The Radiation Belt Storm Probes will be the first to explore two separate regions of the belts, named Van Allen belts after the astrophysicist who discovered them in 1958.
They will help scientists gather data about how the highly charged particles that make up the belts are affected by solar storms and eruptions, how they change over time and how these processes affect the upper regions of the Earth's atmosphere.
The high-energy particles, which originate from the sun and elsewhere in space, become trapped by Earth's magnetic field and number in the trillions.
The probes will also transmit weather data back to Earth.

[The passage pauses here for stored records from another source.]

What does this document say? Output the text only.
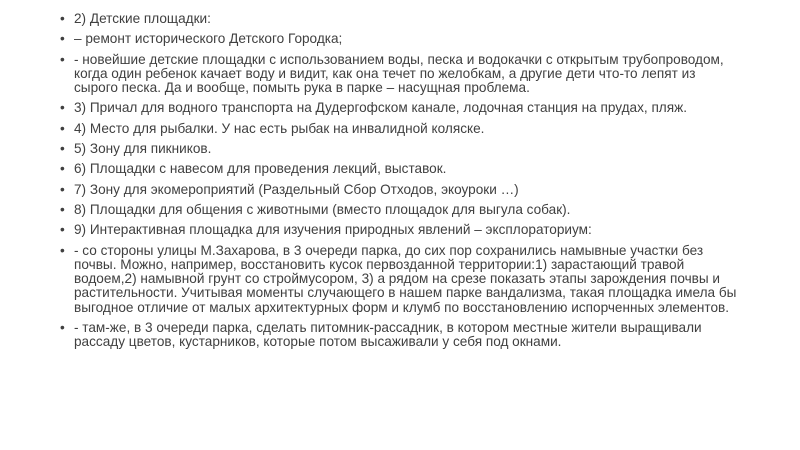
• 2) Детские площадки:
• – ремонт исторического Детского Городка;
• - новейшие детские площадки с использованием воды, песка и водокачки с открытым трубопроводом, когда один ребенок качает воду и видит, как она течет по желобкам, а другие дети что-то лепят из сырого песка. Да и вообще, помыть рука в парке – насущная проблема.
• 3) Причал для водного транспорта на Дудергофском канале, лодочная станция на прудах, пляж.
• 4) Место для рыбалки. У нас есть рыбак на инвалидной коляске.
• 5) Зону для пикников.
• 6) Площадки с навесом для проведения лекций, выставок.
• 7) Зону для экомероприятий (Раздельный Сбор Отходов, экоуроки …)
• 8) Площадки для общения с животными (вместо площадок для выгула собак).
• 9) Интерактивная площадка для изучения природных явлений – эксплораториум:
• - со стороны улицы М.Захарова, в 3 очереди парка, до сих пор сохранились намывные участки без почвы. Можно, например, восстановить кусок первозданной территории:1) зарастающий травой водоем,2) намывной грунт со строймусором, 3) а рядом на срезе показать этапы зарождения почвы и растительности. Учитывая моменты случающего в нашем парке вандализма, такая площадка имела бы выгодное отличие от малых архитектурных форм и клумб по восстановлению испорченных элементов.
• - там-же, в 3 очереди парка, сделать питомник-рассадник, в котором местные жители выращивали рассаду цветов, кустарников, которые потом высаживали у себя под окнами.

"The information collected from these probes will benefit the public by allowing us to better protect our satellites and understand how space weather affects communications and technology on Earth," said John Grunsfeld, associate administrator for NASA's Science Mission Directorate in Washington, in press release.
The probes have been outfitted with thick aluminum protective plating and rugged electronics and antenna booms that can withstand the tough conditions within the belts, which can sometimes expand in size and engulf orbiting satellites and spacecraft.
The probes launched aboard an Atlas V 401 rocket n Cape Canaveral, Fla., around 4 a.m. ET Thursday.
It was NASA's third attempt to launch the spacecraft. Last week's attempts were thwarted by trouble with a tracking beacon on the rocket and then stormy weather. NASA chose to wait until the passage of Hurricane Isaac before trying again.